Mathematical models of such systems are typically very high dimensional, structurally heterogeneous and complex. Their analysis requires the integration of methods from dynamical systems, graph theory, and probability.

A central question in the theory of interacting dynamical systems, as well as in its applications, concerns the relationship between network structure and emergent dynamics. Until recently, this question could be addressed analytically only for special classes of (typically highly symmetric) connectivity patterns.

         

Graphon representing a small-world graph.

The situation has started to change with the development of graph limit theory by László Lovász and collaborators (see L. Lovász, Large Networks and Graph Limits, AMS, 2013). The central idea of this theory is to represent convergent sequences of graphs and their limit objects by measurable functions (graphons) defined on the unit square.

Graph limit theory provides a natural and powerful analytical framework for the study of large networks.
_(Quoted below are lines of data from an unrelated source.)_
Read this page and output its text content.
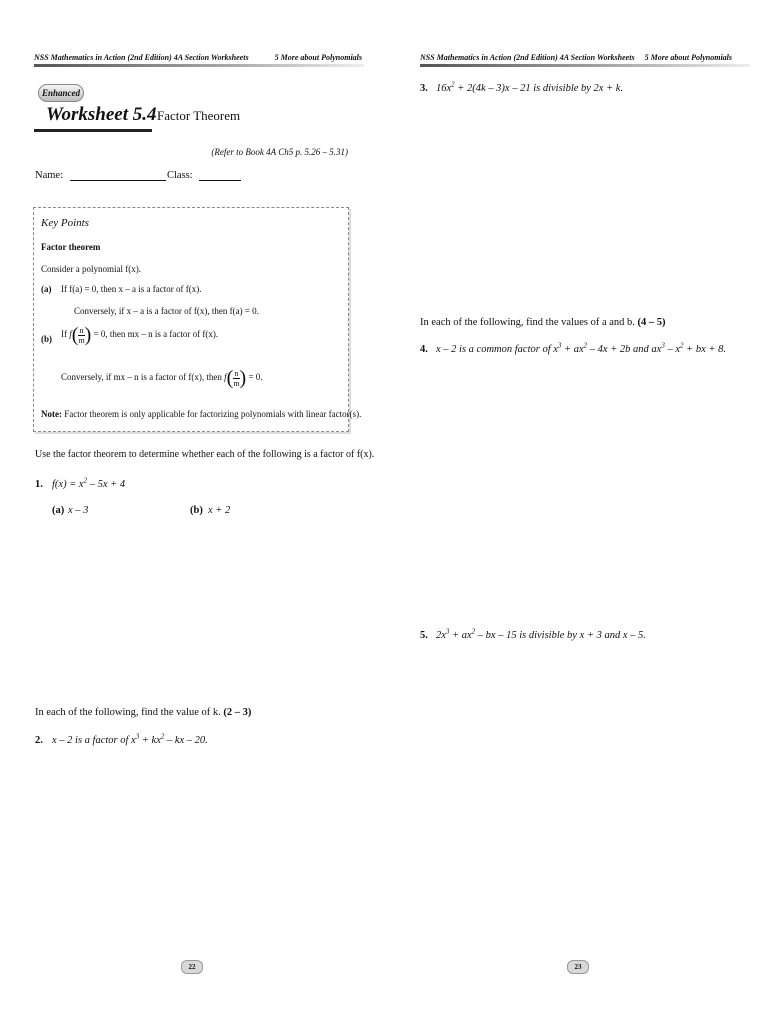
NSS Mathematics in Action (2nd Edition) 4A Section Worksheets	5 More about Polynomials
Enhanced
Worksheet 5.4 Factor Theorem
(Refer to Book 4A Ch5 p. 5.26 – 5.31)
Name:	Class:
Key Points
Factor theorem
Consider a polynomial f(x).
(a) If f(a) = 0, then x – a is a factor of f(x).
Conversely, if x – a is a factor of f(x), then f(a) = 0.
(b) If $f( \frac{n}{m}$ ) = 0, then mx – n is a factor of f(x).
Conversely, if mx – n is a factor of f(x), then $f( \frac{n}{m}$ ) = 0.
Note: Factor theorem is only applicable for factorizing polynomials with linear factor(s).
Use the factor theorem to determine whether each of the following is a factor of f(x).
1. $f(x) = x^2 - 5x + 4$
(a) x – 3	(b) x + 2
In each of the following, find the value of k. (2 – 3)
2. x – 2 is a factor of $x^3 + kx^2$ – kx – 20.
22
NSS Mathematics in Action (2nd Edition) 4A Section Worksheets 5 More about Polynomials
3. $16x^2 + 2(4k - 3)x - 21$ is divisible by 2x + k.
In each of the following, find the values of a and b. (4 – 5)
4. x – 2 is a common factor of $x^3 + ax^2 - 4x + 2b$ and $ax^3 - x^2$ + bx + 8.
5. $2x^3 + ax^2$ – bx – 15 is divisible by x + 3 and x – 5.
23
After attending László Lovász's lectures on graph limits in the early 2010s, I began to see connections with problems in dynamical networks and became interested in adapting ideas from this theory to the analysis of interacting dynamical systems.

My first two papers in this direction established a framework for the rigorous derivation and analysis of the continuum limit for dynamical models on deterministic and random dense graphs:

In subsequent work, I extended these techniques to dynamical models on sparse random graphs:

In joint work with Paul Dupuis, we established a Large Deviation Principle for interacting dynamical systems on random graphs:

This result establishes a Large Deviation Principle for sequences of W-random graphs, substantially generalizing earlier work of Chatterjee and Varadhan on Erdos-Renyi graphs.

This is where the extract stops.